To write a book with Sikh characters, you can't just go down to your corner library and check out books. Interlibrary loan brought me books from all over the world. It would have taken me about ten or twelve years to write this novel without the Internet. Not only are library catalogs and research sources on-line, there are listservs where I made friends and interviewed people. When I traveled to Pakistan to research the setting of What the Body Remembers, cyberfriends smoothed the way.

In reading secondary research, I found that the culture of origin of the historian influenced statistics and even dates. For instance, English historians place the number of people killed during Partition at 2 million. Indian and Pakistani historians place it closer to 5 million. The heroes of each community are different: contrary to European historians Indians do not see Mountbatten as the white knight, and contrary to the Hindu point of view, Gandhi is not a great hero to the Sikhs whose land he gave away at Partition.

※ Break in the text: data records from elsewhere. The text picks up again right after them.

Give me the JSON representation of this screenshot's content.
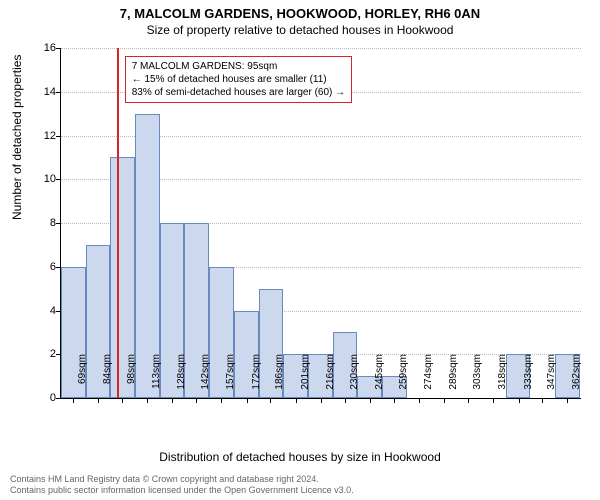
{
  "title": "7, MALCOLM GARDENS, HOOKWOOD, HORLEY, RH6 0AN",
  "subtitle": "Size of property relative to detached houses in Hookwood",
  "y_axis_label": "Number of detached properties",
  "x_axis_label": "Distribution of detached houses by size in Hookwood",
  "footer_line1": "Contains HM Land Registry data © Crown copyright and database right 2024.",
  "footer_line2": "Contains public sector information licensed under the Open Government Licence v3.0.",
  "chart": {
    "type": "histogram",
    "ylim": [
      0,
      16
    ],
    "ytick_step": 2,
    "yticks": [
      0,
      2,
      4,
      6,
      8,
      10,
      12,
      14,
      16
    ],
    "bar_fill": "#ccd8ed",
    "bar_stroke": "#6a8abf",
    "grid_color": "#bdbdbd",
    "marker_color": "#d62728",
    "marker_position_sqm": 95,
    "xrange": [
      62,
      370
    ],
    "x_ticks": [
      69,
      84,
      98,
      113,
      128,
      142,
      157,
      172,
      186,
      201,
      216,
      230,
      245,
      259,
      274,
      289,
      303,
      318,
      333,
      347,
      362
    ],
    "x_tick_suffix": "sqm",
    "bars": [
      {
        "x0": 62,
        "x1": 76.6,
        "value": 6
      },
      {
        "x0": 76.6,
        "x1": 91.2,
        "value": 7
      },
      {
        "x0": 91.2,
        "x1": 105.9,
        "value": 11
      },
      {
        "x0": 105.9,
        "x1": 120.5,
        "value": 13
      },
      {
        "x0": 120.5,
        "x1": 135.1,
        "value": 8
      },
      {
        "x0": 135.1,
        "x1": 149.8,
        "value": 8
      },
      {
        "x0": 149.8,
        "x1": 164.4,
        "value": 6
      },
      {
        "x0": 164.4,
        "x1": 179.0,
        "value": 4
      },
      {
        "x0": 179.0,
        "x1": 193.7,
        "value": 5
      },
      {
        "x0": 193.7,
        "x1": 208.3,
        "value": 2
      },
      {
        "x0": 208.3,
        "x1": 222.9,
        "value": 2
      },
      {
        "x0": 222.9,
        "x1": 237.6,
        "value": 3
      },
      {
        "x0": 237.6,
        "x1": 252.2,
        "value": 1
      },
      {
        "x0": 252.2,
        "x1": 266.8,
        "value": 1
      },
      {
        "x0": 266.8,
        "x1": 281.5,
        "value": 0
      },
      {
        "x0": 281.5,
        "x1": 296.1,
        "value": 0
      },
      {
        "x0": 296.1,
        "x1": 310.7,
        "value": 0
      },
      {
        "x0": 310.7,
        "x1": 325.4,
        "value": 0
      },
      {
        "x0": 325.4,
        "x1": 340.0,
        "value": 2
      },
      {
        "x0": 340.0,
        "x1": 354.6,
        "value": 0
      },
      {
        "x0": 354.6,
        "x1": 369.3,
        "value": 2
      }
    ]
  },
  "annotation": {
    "line1": "7 MALCOLM GARDENS: 95sqm",
    "line2": "← 15% of detached houses are smaller (11)",
    "line3": "83% of semi-detached houses are larger (60) →",
    "border_color": "#d62728",
    "bg": "#ffffff",
    "fontsize": 10
  }
}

To Pakistani historians, Jinnah is not the obdurate inflexible unleasher of violence, but a saint who made a terrible choice between the 40 million Muslims left in India and the 90 million he could make a homeland for in Pakistan. And so the first step to understanding Partition is to realize that Satya (Truth) is a fictional character.

But my story is set in the Sikh community--and it's just one story, an imagined one. My first problem in looking at the material was that, being a minority community everywhere, theology is often prized above history amongst Sikh scholars. My second problem was that many Indian historians learned their trade from British history books. My challenge to myself was not to tell the story of the Sikhs from the standpoint of the men--there a few non-fiction books that cover their story--but from the perspective of the Sikh women. This quickly became very frustrating because books on Sikh history are usually written by men. They contain on average a single index entry under "women" or mention a maximum of two Sikh women by name. As a member of one of the few religions in the world that actually says women and men are equal, and demands that a Sikh woman be called "princess" to show how valuable she is, I found my research running up against the difference between theory and practice. My solution was to resort to oral histories and imagination.

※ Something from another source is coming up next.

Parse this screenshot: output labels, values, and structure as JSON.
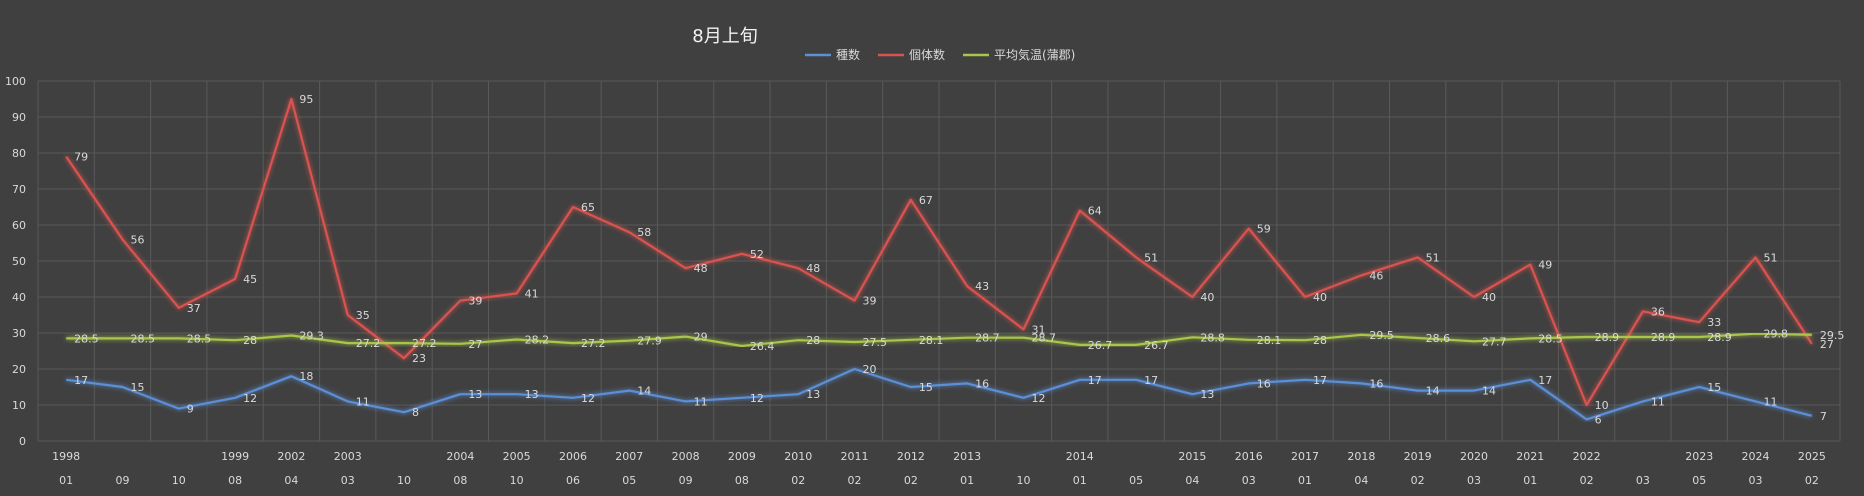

What the Body Remembers is a very feminist book if you define feminism as the radical notion that a woman is a person--it depends on how accustomed you are to women having rights as people, including the right to own their own body. It comments on woman to woman power relations, surrogate motherhood, and the two strains of feminism, strident and persuasive, that we have in operation today. Nevertheless, the men in this novel are also trapped in their gender, religions, times and cultures too--as we all are in every time and culture; there is nothing new in the universe.

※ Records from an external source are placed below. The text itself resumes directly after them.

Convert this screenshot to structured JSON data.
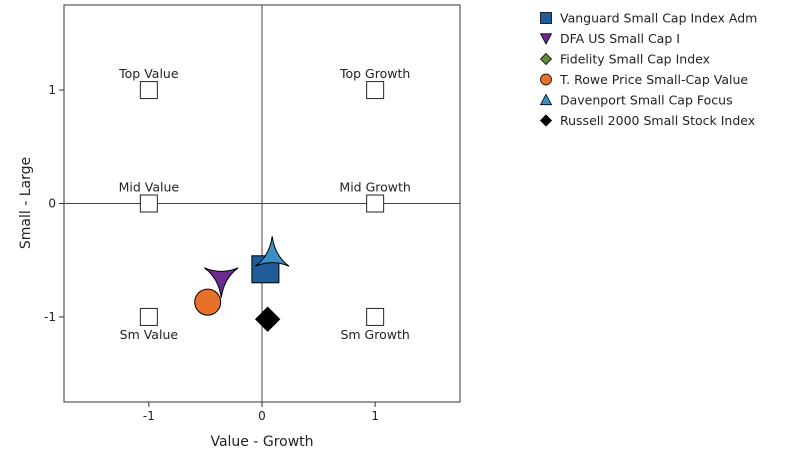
{
  "chart_data": {
    "type": "scatter",
    "title": "",
    "xlabel": "Value - Growth",
    "ylabel": "Small - Large",
    "xlim": [
      -1.75,
      1.75
    ],
    "ylim": [
      -1.75,
      1.75
    ],
    "xticks": [
      -1,
      0,
      1
    ],
    "yticks": [
      -1,
      0,
      1
    ],
    "grid": false,
    "reference_lines": {
      "x": 0,
      "y": 0
    },
    "legend_position": "right",
    "style_boxes": [
      {
        "label": "Top Value",
        "x": -1,
        "y": 1,
        "label_position": "above"
      },
      {
        "label": "Top Growth",
        "x": 1,
        "y": 1,
        "label_position": "above"
      },
      {
        "label": "Mid Value",
        "x": -1,
        "y": 0,
        "label_position": "above"
      },
      {
        "label": "Mid Growth",
        "x": 1,
        "y": 0,
        "label_position": "above"
      },
      {
        "label": "Sm Value",
        "x": -1,
        "y": -1,
        "label_position": "below"
      },
      {
        "label": "Sm Growth",
        "x": 1,
        "y": -1,
        "label_position": "below"
      }
    ],
    "series": [
      {
        "name": "Vanguard Small Cap Index Adm",
        "marker": "square",
        "color": "#1f5c99",
        "x": 0.03,
        "y": -0.58
      },
      {
        "name": "DFA US Small Cap I",
        "marker": "triangle-down",
        "color": "#6a2c91",
        "x": -0.36,
        "y": -0.67
      },
      {
        "name": "Fidelity Small Cap Index",
        "marker": "diamond",
        "color": "#5a8c3a",
        "x": 0.06,
        "y": -0.57
      },
      {
        "name": "T. Rowe Price Small-Cap Value",
        "marker": "circle",
        "color": "#e8712a",
        "x": -0.48,
        "y": -0.87
      },
      {
        "name": "Davenport Small Cap Focus",
        "marker": "triangle-up",
        "color": "#3b8fc9",
        "x": 0.09,
        "y": -0.45
      },
      {
        "name": "Russell 2000 Small Stock Index",
        "marker": "diamond",
        "color": "#000000",
        "x": 0.05,
        "y": -1.02
      }
    ]
  }
}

This novel has no glossary or italics for Indian words, because I feel these break the spell of the story. And this book is not an attempt to explain Indian culture. Indian culture just IS in this book--and it is for the rest of the world to figure it out and enjoy it. But to write outside the system of Judeo-Christian symbols is to go to places where English is insufficient. Even science fiction goes back to Greek and Roman myths for its symbolism, so for example, sun is male and moon is female--but in Indian symbolism, sun is male, sunlight is female, moon is male, moonlight is female. For Indian characters, I needed to use Indian metaphors and Indian symbols.

Sometimes I'm asked, "How would you like a reader to approach your writing?" I'd like readers to approach this book knowing it's not a book written solely for a white, middle-class audience. It is a book written for a hybrid, global audience--in short, for all of us who can read. May you feel my characters feelings and times as deeply as I did in bringing it to you.